Probe into Transnet rot unfair — Molefe
• Former CEO says he can explain what actually happened if given time
Brian Molefe has lashed out at Treasury-appointed investigators for what he claims are procedural irregularities in their probe into the rot at Transnet and Eskom under his watch.
He claims he will be able to “explain what actually happened” if he were given sufficient time to peruse underlying documents for deals he authorised that appear to have enriched the Guptas.
Instead, he received a draft investigation report on July 27, without the more than 60 annexures it cited, and was asked to respond to it by August 13. “They were supposed to have contacted me timeously, given me an opportunity to go through all the documents and allegations, and to respond properly,” he said on Friday.
“This whole thing is, I think, procedurally unfair. It’s not being done by the book.”
The former Transnet and Eskom CEO has been implicated in wrongdoing by several probes including the Treasuryled one that found evidence that Molefe and other officials had manipulated Transnet procurement processes to favour China South Rail (CSR) in awarding it three contracts worth R25bn between 2012 and 2014.
Documents contained in the Gupta leaks show that CSR paid alleged kickbacks worth R5.3bn to Gupta-linked companies in the United Arab Emirates and Hong Kong to secure the contracts. The documents include a spreadsheet detailing the kickbacks due for each contract, amounts paid and a consultancy agreement to pay Gupta lieutenant Salim Essa an “advisory fee” of R3bn.
The Treasury appointed Fundudzi Forensic Services in February to investigate the rail
deals, several suspect coal contracts Eskom awarded to Gupta-owned mining company Tegeta and irregular payments worth billions of rand made to consultancies Regiments, Trillian and McKinsey.
The draft report claims that Molefe and other senior Transnet officials bent over backwards to ensure CSR won the lucrative rail contracts at hugely inflated prices.
This included allowing CSR to bid for a 95-locomotive deal after the Chinese company was initially disqualified for failing to meet black empowerment criteria, and Transnet paying R509m more than it should have for another contract for 100 locomotives without informing the Treasury.
The draft report also found Molefe and other officials had irregularly raised the price paid to four rail firms for 1,064 locomotives by almost R16bn from R38.6bn to R54.4bn without board and ministerial approval. This included paying R18bn to CSR for 359 electric locomotives — R6bn more than planned.

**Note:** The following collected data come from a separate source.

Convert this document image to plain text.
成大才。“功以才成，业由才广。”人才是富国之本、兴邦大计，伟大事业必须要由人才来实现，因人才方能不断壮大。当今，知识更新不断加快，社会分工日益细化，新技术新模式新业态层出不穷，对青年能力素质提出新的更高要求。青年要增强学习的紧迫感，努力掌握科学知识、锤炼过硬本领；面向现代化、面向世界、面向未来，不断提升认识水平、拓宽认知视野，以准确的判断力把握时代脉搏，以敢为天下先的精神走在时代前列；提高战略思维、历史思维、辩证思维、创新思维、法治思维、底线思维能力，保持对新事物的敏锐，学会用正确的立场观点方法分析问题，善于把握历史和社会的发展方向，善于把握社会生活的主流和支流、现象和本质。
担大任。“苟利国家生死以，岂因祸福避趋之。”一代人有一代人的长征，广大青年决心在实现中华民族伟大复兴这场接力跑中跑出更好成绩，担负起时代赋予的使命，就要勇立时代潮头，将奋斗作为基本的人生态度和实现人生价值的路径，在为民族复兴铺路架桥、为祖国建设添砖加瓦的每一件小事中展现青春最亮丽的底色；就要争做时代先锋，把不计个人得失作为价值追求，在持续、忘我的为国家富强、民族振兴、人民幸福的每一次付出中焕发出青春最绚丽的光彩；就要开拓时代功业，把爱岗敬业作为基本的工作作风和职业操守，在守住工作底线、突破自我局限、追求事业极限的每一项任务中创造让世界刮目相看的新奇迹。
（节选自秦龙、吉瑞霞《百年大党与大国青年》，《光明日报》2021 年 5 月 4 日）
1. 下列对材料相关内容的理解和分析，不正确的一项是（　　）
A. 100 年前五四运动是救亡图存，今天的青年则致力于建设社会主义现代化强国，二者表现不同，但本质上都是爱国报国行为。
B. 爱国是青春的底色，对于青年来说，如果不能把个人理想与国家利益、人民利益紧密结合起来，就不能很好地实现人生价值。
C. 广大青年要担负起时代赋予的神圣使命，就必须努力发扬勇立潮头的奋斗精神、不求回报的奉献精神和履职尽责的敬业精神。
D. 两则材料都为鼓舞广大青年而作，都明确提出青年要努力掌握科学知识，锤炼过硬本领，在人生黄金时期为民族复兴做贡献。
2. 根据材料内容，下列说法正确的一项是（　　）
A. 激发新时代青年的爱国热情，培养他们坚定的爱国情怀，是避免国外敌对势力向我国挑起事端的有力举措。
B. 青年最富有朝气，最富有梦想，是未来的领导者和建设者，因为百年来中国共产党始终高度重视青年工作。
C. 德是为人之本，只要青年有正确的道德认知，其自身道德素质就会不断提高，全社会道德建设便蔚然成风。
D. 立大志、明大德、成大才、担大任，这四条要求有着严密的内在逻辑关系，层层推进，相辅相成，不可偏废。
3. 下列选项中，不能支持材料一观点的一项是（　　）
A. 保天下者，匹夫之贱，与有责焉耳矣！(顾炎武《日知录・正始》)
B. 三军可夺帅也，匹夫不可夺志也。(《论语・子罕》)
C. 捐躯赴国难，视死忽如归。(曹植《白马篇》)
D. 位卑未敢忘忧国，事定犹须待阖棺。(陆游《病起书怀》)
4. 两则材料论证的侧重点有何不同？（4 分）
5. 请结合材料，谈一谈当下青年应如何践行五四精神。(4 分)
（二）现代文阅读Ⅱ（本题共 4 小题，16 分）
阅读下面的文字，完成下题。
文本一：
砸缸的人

The report cites documents that show the price tag of R38.6bn for the original business case had factored in R6.7bn for contingencies, price escalations and forex fluctuations. However, the contracts Molefe signed included a “contingency fee” of R4.9bn, described as an “overstatement”, and overstated hedging costs of R1.1bn on advance payments of R11.8bn.
“The prices of locomotives seem to have been inflated given the fact that locomotive supply agreements are firm and fixed contracts in rand terms,” the report says. It also found Transnet had failed to impose penalties for the late delivery of locomotives, as stipulated in their contracts. Penalties CSR should have paid, but did not, amounted to R190m.
Molefe said he could only respond to the questions posed by Fundudzi after he had perused the documents he had requested. He asked for 33 annexures on the 95-locomotive deal with CSR.
He will also be requesting Transnet audit and legal assurance reports obtained “at every single stage of each of the transactions. Subsequent to that there was an external audit, and nothing was found wrong with the transactions. And now suddenly there are things that are wrong.”
Treasury spokesman Jabulani Sikhakhane said on Saturday that Molefe had raised these matters in a letter he had sent to the office of the chief procurement officer at the Treasury.
“Treasury will respond to his letter,” Sikhakhane said. Fundudzi’s final report was due at the end of August. The boards of Transnet and Eskom, “being the accounting authorities”, would be responsible for implementing its recommendations, he said.
Asked if the Treasury would consider trying to recoup funds from officials found negligent or who had enriched themselves, Sikhakhane said it was “also the responsibility of the accounting authorities to recoup the losses and/or lay criminal charges”.